On the other hand rolo gives you perfect ballance when taking off (which can be hard on my Knolly DT - 41lbs - it tends to stick to the ground), is trouble free and allows clean setups. Pushing a 41lbs bike up steep sections is a gamble though - you're so lucky to get up there and not get burried under your bike.


----------



## vikb (Sep 7, 2008)

I got a sweatheart deal on a Hammerschmidt which brought it within reach of my wallet. I'll try that and a short cage derailleur this season.

Now we need a 4 or 5 speed light weight IGH for the back end and we'd be set!


----------



## Paco Loco (Oct 25, 2007)

Apparently the Alfine 11 is coming out in September so not too long to wait. 

I don't think Alfine 8 + Hammerschmidt is a good idea. I think it would give you a vast range of gears, a third of which you would never use. 

Also, as you will be running a chain tensioner anyway it would be possible to have an Alfine 8 in conjunction with a double ring setup on the front.

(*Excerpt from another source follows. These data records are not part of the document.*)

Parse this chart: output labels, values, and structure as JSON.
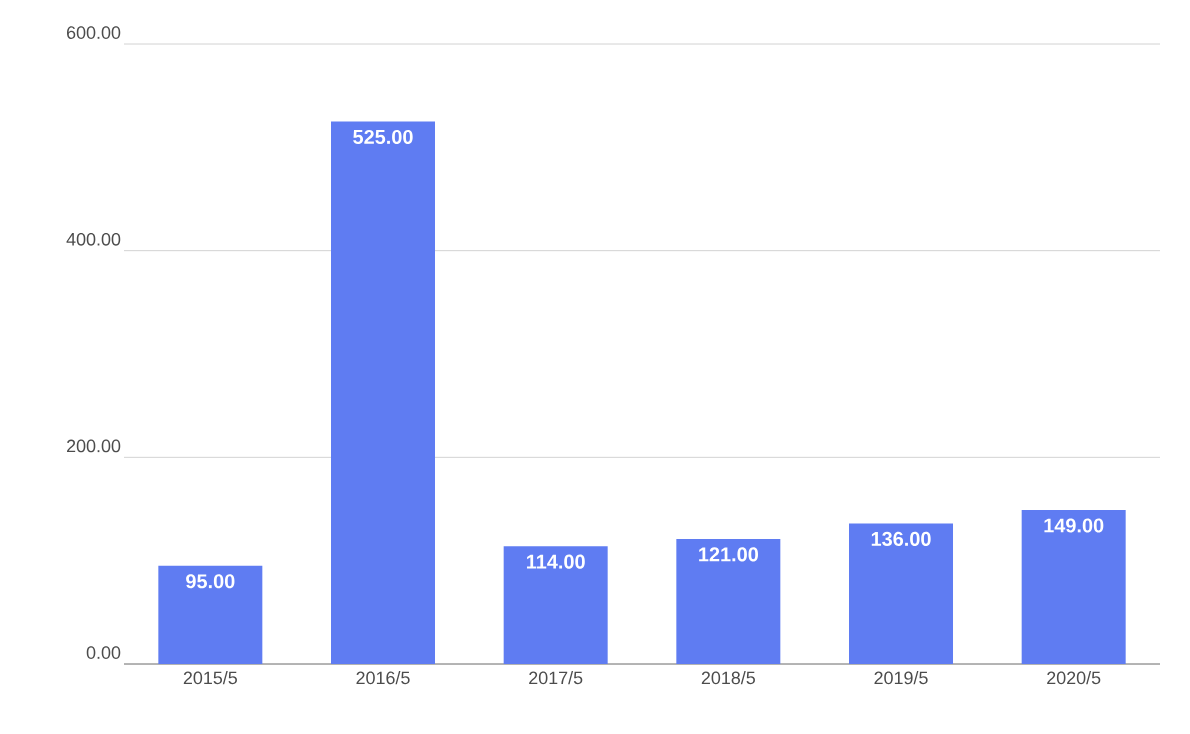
{
  "chart_data": {
    "type": "bar",
    "categories": [
      "2015/5",
      "2016/5",
      "2017/5",
      "2018/5",
      "2019/5",
      "2020/5"
    ],
    "values": [
      95,
      525,
      114,
      121,
      136,
      149
    ],
    "value_labels": [
      "95.00",
      "525.00",
      "114.00",
      "121.00",
      "136.00",
      "149.00"
    ],
    "color": "#5f7cf2",
    "ylim": [
      0,
      600
    ],
    "yticks": [
      {
        "value": 0,
        "label": "0.00"
      },
      {
        "value": 200,
        "label": "200.00"
      },
      {
        "value": 400,
        "label": "400.00"
      },
      {
        "value": 600,
        "label": "600.00"
      }
    ],
    "grid": "y"
  }
}
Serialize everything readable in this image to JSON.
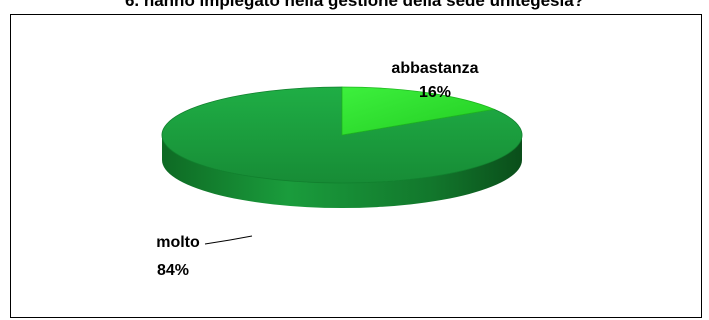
{
  "chart_data": {
    "type": "pie",
    "title": "6. hanno impiegato nella gestione della sede unitegesia?",
    "style": "3d",
    "slices": [
      {
        "label": "molto",
        "value": 84,
        "display": "84%",
        "color": "#1a9c3c"
      },
      {
        "label": "abbastanza",
        "value": 16,
        "display": "16%",
        "color": "#2fe02f"
      }
    ],
    "legend": "none"
  }
}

You would want the double rings to be quite close together in size I'd imagine.


----------



## vikb (Sep 7, 2008)

Paco Loco said:


> Apparently the Alfine 11 is coming out in September so not too long to wait.
> 
> I don't think Alfine 8 + Hammerschmidt is a good idea. I think it would give you a vast range of gears, a third of which you would never use.
> 
> Also, as you will be running a chain tensioner anyway it would be possible to have an Alfine 8 in conjunction with a double ring setup on the front. You would want the double rings to be quite close together in size I'd imagine.


I'm not going to get an Alfine 11 until next summer when Shimano has had a chance to get any first production run bugs sorted.

Looking at the Rohloff and Alfine they both weigh enough I'm going to skip an IGH on the back end for now. I'll run a Hammerschmidt up front with a short cage rear derailleur for this season and see what next year brings.


----------